Disassembly file led_elf.dis interpretation:
//Assembly file _start: set up GPJ0CON of bit[0:15],to configure GPJ0_0/1/2/3 Pin for output function // Set the bit[12:23] of GPJ0CON and configure GPJ0_3/4/5 pins are output functions ldr r1, =0xE0200240 ldr r0, =0x00111000 str r0, [r1] mov r2, #0x1000 //Corresponding disassembly file part 00000000 <_start>: 0: e59f1070 ldr r1, [pc, #112] ; 78 <delay_loop+0x10> 4: e59f0070 ldr r0, [pc, #112] ; 7c <delay_loop+0x14> 8: e5810000 str r0, [r1] c: e3a02a01 mov r2, #4096 ; 0x1000 ...... 70: 1afffffc bne 68 <delay_loop> 74: e1a0f00e mov pc, lr 78: e0200240 eor r0, r0, r0, asr #4 7c: 00111000 andseq r1, r1, r0 80: e02000a0 eor r0, r0, r0, lsr #1 84: e0200244 eor r0, r0, r4, asr #4 88: e02000a4 eor r0, r0, r4, lsr #1
Here we interpret the first few sentences of the assembly file:
1.ldr r1, [pc, #112]: this sentence corresponds to LDR r1 of assembly file, = 0xe020240. The function is to save 0xe020240 into r1 register. [pc, #112] represents the data at the address of pc+70 (#112 is decimal). At this time, PC points to the lower two levels of the current address, that is, pc = 0 + 8, so pc+70 = 78. The data stored at address 78 is e020240, which is just equal to the data 0xe020240 to be loaded by the assembly statement. Therefore, ldr r1, [pc, #112] and LDR r1, = 0xe020240 realize the same function.
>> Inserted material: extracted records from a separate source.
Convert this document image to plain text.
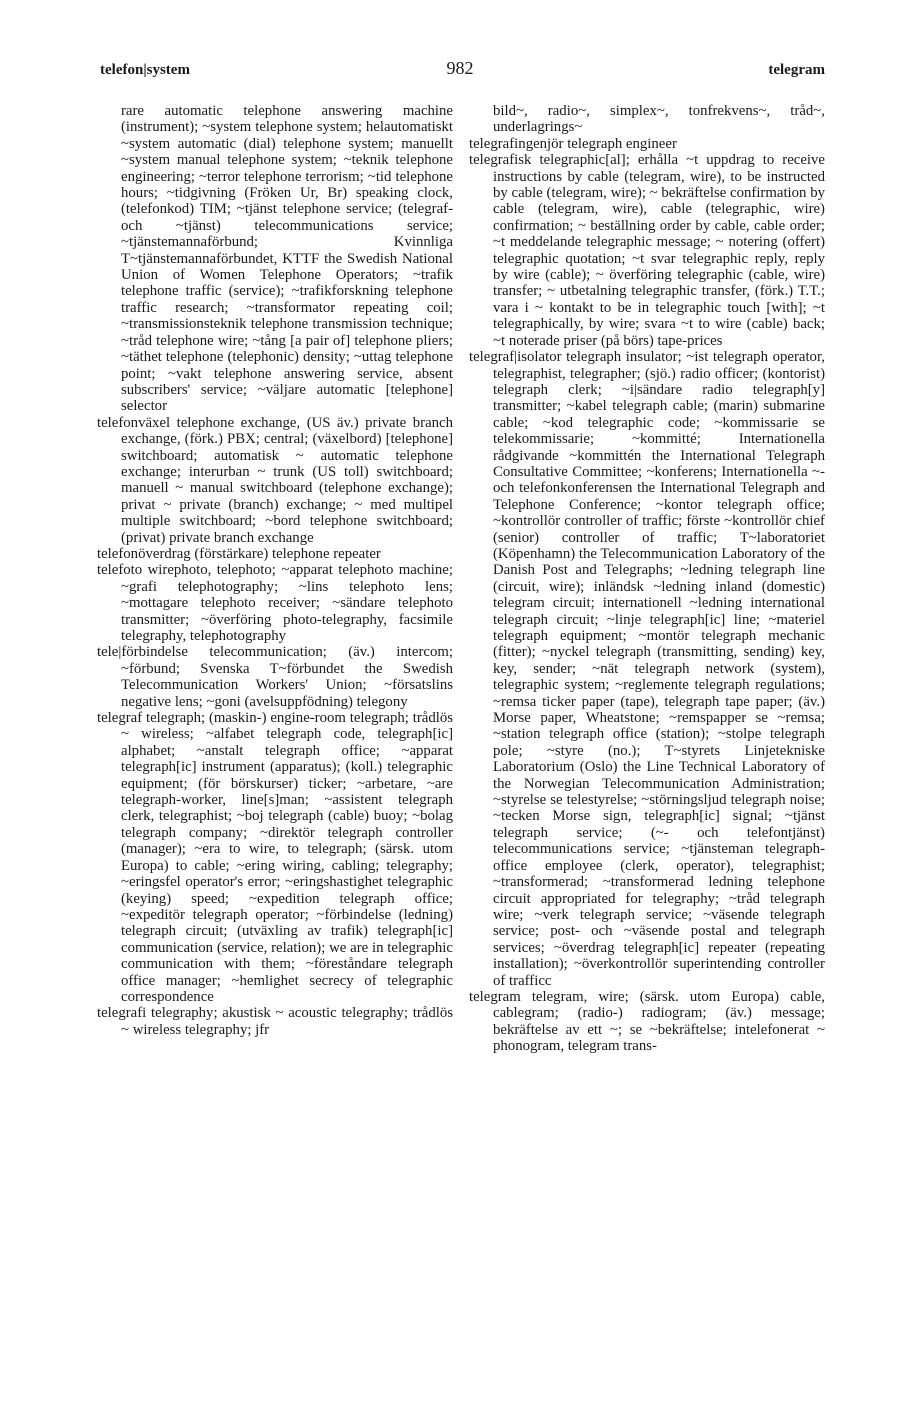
telefon|system	982	telegram

rare automatic telephone answering machine (instrument); ~system telephone system; helautomatiskt ~system automatic (dial) telephone system; manuellt ~system manual telephone system; ~teknik telephone engineering; ~terror telephone terrorism; ~tid telephone hours; ~tidgivning (Fröken Ur, Br) speaking clock, (telefonkod) TIM; ~tjänst telephone service; (telegraf- och ~tjänst) telecommunications service; ~tjänstemannaförbund; Kvinnliga T~tjänstemannaförbundet, KTTF the Swedish National Union of Women Telephone Operators; ~trafik telephone traffic (service); ~trafikforskning telephone traffic research; ~transformator repeating coil; ~transmissionsteknik telephone transmission technique; ~tråd telephone wire; ~tång [a pair of] telephone pliers; ~täthet telephone (telephonic) density; ~uttag telephone point; ~vakt telephone answering service, absent subscribers' service; ~väljare automatic [telephone] selector

telefonväxel telephone exchange, (US äv.) private branch exchange, (förk.) PBX; central; (växelbord) [telephone] switchboard; automatisk ~ automatic telephone exchange; interurban ~ trunk (US toll) switchboard; manuell ~ manual switchboard (telephone exchange); privat ~ private (branch) exchange; ~ med multipel multiple switchboard; ~bord telephone switchboard; (privat) private branch exchange

telefonöverdrag (förstärkare) telephone repeater

telefoto wirephoto, telephoto; ~apparat telephoto machine; ~grafi telephotography; ~lins telephoto lens; ~mottagare telephoto receiver; ~sändare telephoto transmitter; ~överföring photo-telegraphy, facsimile telegraphy, telephotography

tele|förbindelse telecommunication; (äv.) intercom; ~förbund; Svenska T~förbundet the Swedish Telecommunication Workers' Union; ~försatslins negative lens; ~goni (avelsuppfödning) telegony

telegraf telegraph; (maskin-) engine-room telegraph; trådlös ~ wireless; ~alfabet telegraph code, telegraph[ic] alphabet; ~anstalt telegraph office; ~apparat telegraph[ic] instrument (apparatus); (koll.) telegraphic equipment; (för börskurser) ticker; ~arbetare, ~are telegraph-worker, line[s]man; ~assistent telegraph clerk, telegraphist; ~boj telegraph (cable) buoy; ~bolag telegraph company; ~direktör telegraph controller (manager); ~era to wire, to telegraph; (särsk. utom Europa) to cable; ~ering wiring, cabling; telegraphy; ~eringsfel operator's error; ~eringshastighet telegraphic (keying) speed; ~expedition telegraph office; ~expeditör telegraph operator; ~förbindelse (ledning) telegraph circuit; (utväxling av trafik) telegraph[ic] communication (service, relation); we are in telegraphic communication with them; ~föreståndare telegraph office manager; ~hemlighet secrecy of telegraphic correspondence

telegrafi telegraphy; akustisk ~ acoustic telegraphy; trådlös ~ wireless telegraphy; jfr

bild~, radio~, simplex~, tonfrekvens~, tråd~, underlagrings~

telegrafingenjör telegraph engineer

telegrafisk telegraphic[al]; erhålla ~t uppdrag to receive instructions by cable (telegram, wire), to be instructed by cable (telegram, wire); ~ bekräftelse confirmation by cable (telegram, wire), cable (telegraphic, wire) confirmation; ~ beställning order by cable, cable order; ~t meddelande telegraphic message; ~ notering (offert) telegraphic quotation; ~t svar telegraphic reply, reply by wire (cable); ~ överföring telegraphic (cable, wire) transfer; ~ utbetalning telegraphic transfer, (förk.) T.T.; vara i ~ kontakt to be in telegraphic touch [with]; ~t telegraphically, by wire; svara ~t to wire (cable) back; ~t noterade priser (på börs) tape-prices

telegraf|isolator telegraph insulator; ~ist telegraph operator, telegraphist, telegrapher; (sjö.) radio officer; (kontorist) telegraph clerk; ~i|sändare radio telegraph[y] transmitter; ~kabel telegraph cable; (marin) submarine cable; ~kod telegraphic code; ~kommissarie se telekommissarie; ~kommitté; Internationella rådgivande ~kommittén the International Telegraph Consultative Committee; ~konferens; Internationella ~- och telefonkonferensen the International Telegraph and Telephone Conference; ~kontor telegraph office; ~kontrollör controller of traffic; förste ~kontrollör chief (senior) controller of traffic; T~laboratoriet (Köpenhamn) the Telecommunication Laboratory of the Danish Post and Telegraphs; ~ledning telegraph line (circuit, wire); inländsk ~ledning inland (domestic) telegram circuit; internationell ~ledning international telegraph circuit; ~linje telegraph[ic] line; ~materiel telegraph equipment; ~montör telegraph mechanic (fitter); ~nyckel telegraph (transmitting, sending) key, key, sender; ~nät telegraph network (system), telegraphic system; ~reglemente telegraph regulations; ~remsa ticker paper (tape), telegraph tape paper; (äv.) Morse paper, Wheatstone; ~remspapper se ~remsa; ~station telegraph office (station); ~stolpe telegraph pole; ~styre (no.); T~styrets Linjetekniske Laboratorium (Oslo) the Line Technical Laboratory of the Norwegian Telecommunication Administration; ~styrelse se telestyrelse; ~störningsljud telegraph noise; ~tecken Morse sign, telegraph[ic] signal; ~tjänst telegraph service; (~- och telefontjänst) telecommunications service; ~tjänsteman telegraph-office employee (clerk, operator), telegraphist; ~transformerad; ~transformerad ledning telephone circuit appropriated for telegraphy; ~tråd telegraph wire; ~verk telegraph service; ~väsende telegraph service; post- och ~väsende postal and telegraph services; ~överdrag telegraph[ic] repeater (repeating installation); ~överkontrollör superintending controller of trafficc

telegram telegram, wire; (särsk. utom Europa) cable, cablegram; (radio-) radiogram; (äv.) message; bekräftelse av ett ~; se ~bekräftelse; intelefonerat ~ phonogram, telegram trans-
2.ldr r0, [pc, #112] corresponds to LDR R0 of assembly file, = 0x00111000. The interpretation method is the same as the above, but note that PC= 4 + 8 at this time.
3. str r0, [r1] statement Assembly statement and disassembly statement are consistent.
4. mov r2, #4096 corresponds to the assembled mov r2, #0x1000. They are the same. The decimal 4096 is equal to the hexadecimal 0x1000.
Supplement: 1 The PC points to the first two stages of the current address because of the existence of pipeline. The pipeline stages of different types of ARM chips are different, but in the disassembly file, in order to unify, they are processed according to the three-stage pipeline.
2. Why load data into registers, either directly (mov r2, #4096) or by relative addressing (ldr r1, [pc, #112])? Legal and illegal immediate numbers are involved here. The simple incoming book is that the data is too large and the data part of a sentence cannot be expressed. Therefore, the data to be loaded is placed at an address, and the ldr is also a pseudo instruction when it is needed.